In an interview with Ben Popper at BetaBeat, Soghoian said that Google’s Social Circle is far from his main privacy worry:
I’m a fairly outspoken privacy advocate and there are many things Google does that are really bad on privacy, but this isn’t the thing that is keeping me up at night. It’s something that I had never really worried about.
Soghoian told Popper that companies have recently realized that raising privacy issues is a way to score points against competitors. He continued:
The difference is Microsoft can do it publicly, because they don’t have their own privacy problems. Facebook is no better than Google on these issues, so to make these attacks they have to hide behind these PR companies. If they tried it in public, under their own name, people would laugh in their faces.

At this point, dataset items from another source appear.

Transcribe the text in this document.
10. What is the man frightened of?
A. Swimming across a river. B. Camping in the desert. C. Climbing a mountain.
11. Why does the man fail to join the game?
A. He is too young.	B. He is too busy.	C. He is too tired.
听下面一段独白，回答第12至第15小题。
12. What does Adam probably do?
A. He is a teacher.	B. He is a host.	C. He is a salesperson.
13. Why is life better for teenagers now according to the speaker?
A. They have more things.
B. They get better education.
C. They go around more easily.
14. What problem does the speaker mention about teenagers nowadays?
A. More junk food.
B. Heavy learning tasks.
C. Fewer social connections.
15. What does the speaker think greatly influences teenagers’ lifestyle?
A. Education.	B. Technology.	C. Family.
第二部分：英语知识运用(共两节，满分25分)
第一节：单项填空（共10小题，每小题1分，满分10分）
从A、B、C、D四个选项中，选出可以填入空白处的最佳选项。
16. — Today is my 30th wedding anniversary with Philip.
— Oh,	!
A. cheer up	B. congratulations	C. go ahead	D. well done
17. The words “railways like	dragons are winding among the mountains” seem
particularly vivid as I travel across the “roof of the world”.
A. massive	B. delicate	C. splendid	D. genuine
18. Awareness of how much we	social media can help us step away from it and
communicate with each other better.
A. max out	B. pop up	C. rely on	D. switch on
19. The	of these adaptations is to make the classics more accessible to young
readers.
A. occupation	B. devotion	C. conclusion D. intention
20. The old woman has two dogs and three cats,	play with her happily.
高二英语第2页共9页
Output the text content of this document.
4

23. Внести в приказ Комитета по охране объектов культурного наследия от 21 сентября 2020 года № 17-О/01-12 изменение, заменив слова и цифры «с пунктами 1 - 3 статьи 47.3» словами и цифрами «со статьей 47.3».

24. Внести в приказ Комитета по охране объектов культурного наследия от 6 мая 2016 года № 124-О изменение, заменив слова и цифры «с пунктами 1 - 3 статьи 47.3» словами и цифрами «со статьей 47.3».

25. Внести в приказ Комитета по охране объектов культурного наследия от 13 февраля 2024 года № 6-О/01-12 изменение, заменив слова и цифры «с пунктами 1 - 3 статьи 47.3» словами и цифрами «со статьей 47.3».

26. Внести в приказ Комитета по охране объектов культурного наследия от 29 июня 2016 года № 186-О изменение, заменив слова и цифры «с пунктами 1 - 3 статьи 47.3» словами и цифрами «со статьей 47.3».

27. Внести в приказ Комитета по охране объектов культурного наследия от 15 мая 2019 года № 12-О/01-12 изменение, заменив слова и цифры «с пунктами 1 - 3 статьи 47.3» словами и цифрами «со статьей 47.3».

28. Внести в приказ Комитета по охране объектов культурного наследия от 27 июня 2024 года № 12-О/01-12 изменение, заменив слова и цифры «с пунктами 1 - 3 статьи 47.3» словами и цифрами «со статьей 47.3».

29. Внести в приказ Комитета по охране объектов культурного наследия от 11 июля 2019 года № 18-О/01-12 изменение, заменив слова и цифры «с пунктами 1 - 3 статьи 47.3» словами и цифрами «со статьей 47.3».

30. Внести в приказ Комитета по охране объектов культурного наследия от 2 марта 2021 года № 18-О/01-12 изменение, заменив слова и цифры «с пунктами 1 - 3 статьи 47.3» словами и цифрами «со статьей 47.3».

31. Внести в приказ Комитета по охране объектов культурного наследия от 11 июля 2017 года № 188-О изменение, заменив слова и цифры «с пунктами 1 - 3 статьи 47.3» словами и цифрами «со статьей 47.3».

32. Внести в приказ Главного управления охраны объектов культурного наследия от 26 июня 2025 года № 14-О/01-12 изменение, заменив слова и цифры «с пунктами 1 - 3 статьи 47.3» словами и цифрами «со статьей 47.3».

Soghoian suggested that USA Today, which was the first news outlet to break the story, narrowly escaped being duped itself. The suggestion is plausible. The article, which leads with information about Burson-Marsteller, shifts to descriptions of users expressing shock about Social Circles:
Dion Moses, 25, a computer engineer in Ridgecrest, Calif., also wants out of Social Circle. “This is shocking,” Moses says. “I had no idea that Google was doing this, and I pay close attention to most technology news sites.”
The only way to disable Social Circle, [Google spokesman] Gaither says, is to stop using Gmail.
I’m not particularly shocked by revelations of the smear campaign, though the details are certainly fascinating. As The Register’s Andrew Orlowski writes sarcastically:
Newspaper readers will be appalled to discover that a blushing, innocent maiden in Silicon Valley has had her reputation besmirched by wicked rival. Facebook’s PR agency attempted to spin a blogger to write an unfavourable story about rival Google.
What’s most important is that this story illustrates what a mess privacy is. Social Circles might indeed be something to worry about—if it weren’t a minor infraction compared to the sorts of things that are happening all the time. Companies have access to huge amounts of users’ personal data, and don’t have to deal with much oversight about what they do with it.
Social-media researcher Danah Boyd summed the situation up well in a piece for TR last year:
Privacy is not simply about controlling access. It’s about understanding a social context, having a sense of how our information is passed around by others, and sharing accordingly. As social media mature, we must rethink how we encode privacy into our systems.